駅で白羽と亜閖と別れて、一華達が屋敷に帰ってきたのは七時を過ぎた頃だった。夕飯を食べてからシャワーを浴び、自室に戻ろうと廊下を歩く。
兄妹達もそれぞれ自分たちの時間を過ごしているのだろう、屋敷内はかなり静かだった。
部屋に戻る前に少しだけ風に当たろうか、と一華は縁側に腰掛け溜息をつく。そこでようやく、身体の力が抜けたような気がした。そしてふと、白羽と観覧車に乗った時の事が鮮明によみがえってきた。
(頬……初めて、キスされ……)
心のどこかで期待していた事だが、まさか現実に起こるなんて。
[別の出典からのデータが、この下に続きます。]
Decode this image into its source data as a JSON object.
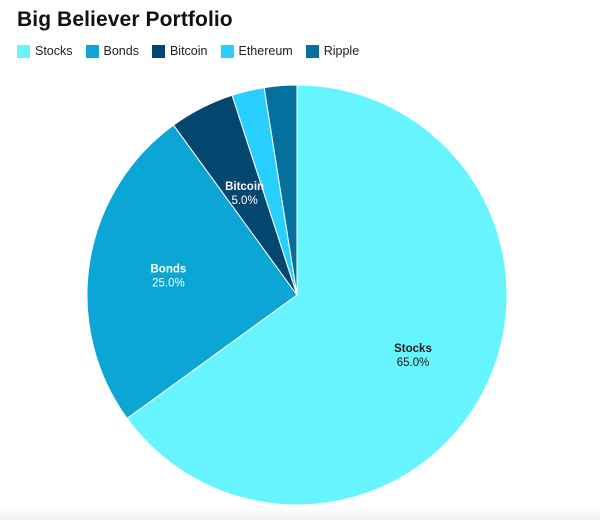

観覧車に乗っていた時の熱が戻って来たようだ、と縋るように頬に手を伸ばした瞬間――
「お姉様!」
と呼び掛けられて、一華はばっと手を離した。
「わっ、九実君!? 起きていたんだな」
一華を呼び掛けたのは、帰りに眠ってしまい、夕飯の時も起きてこなかった九実だった。
「はい。帰り道背負ってくれていたと聞いたので、四音お兄様にお礼を言ってきたんです。気が付いたら部屋で寝ていたので驚きました……」
「起こそうか迷ったんだが、疲れているようだったから」
「今日はありがとうございました。とても楽しかったです。それで……あの……わがままを言ってしまってもいいですか……?」
「どんなわがままだ?」
「また、皆でどこか遊びに行きたいです」
わがまま、と言われて少し身構えてしまったが、思っていた以上に可愛いわがままだった。思わず笑ってしまいそうになるのを堪えて、一華は頷く。
「勿論。色々なところに行こうな」
「ありがとうございます!」
一華の返答がよっぽど嬉しかったのか、九実はぱぁっ、と顔を明るくさせた。なんとも可愛い笑顔だ。堪えていた笑みが、九実に釣られたようにこぼれてしまう。
「それでは、おやすみなさい」
「あぁ、おやすみ」
九実の声色は弾んでいた。自分の部屋に戻っていく小さな背中を見送ると、またもや静かな雰囲気に包まれる。そして今度こそ、白羽にキスされた頬に手を当てた。
「…………」
気を抜くと、にやけてしまいそうだ。膝を抱えるように座り直して、誰にも見られないように顔を伏せてから、存分に顔の筋肉を弛ませる。
「……えへへ……」
そんな締まりのない笑みが、口からこぼれたのだった。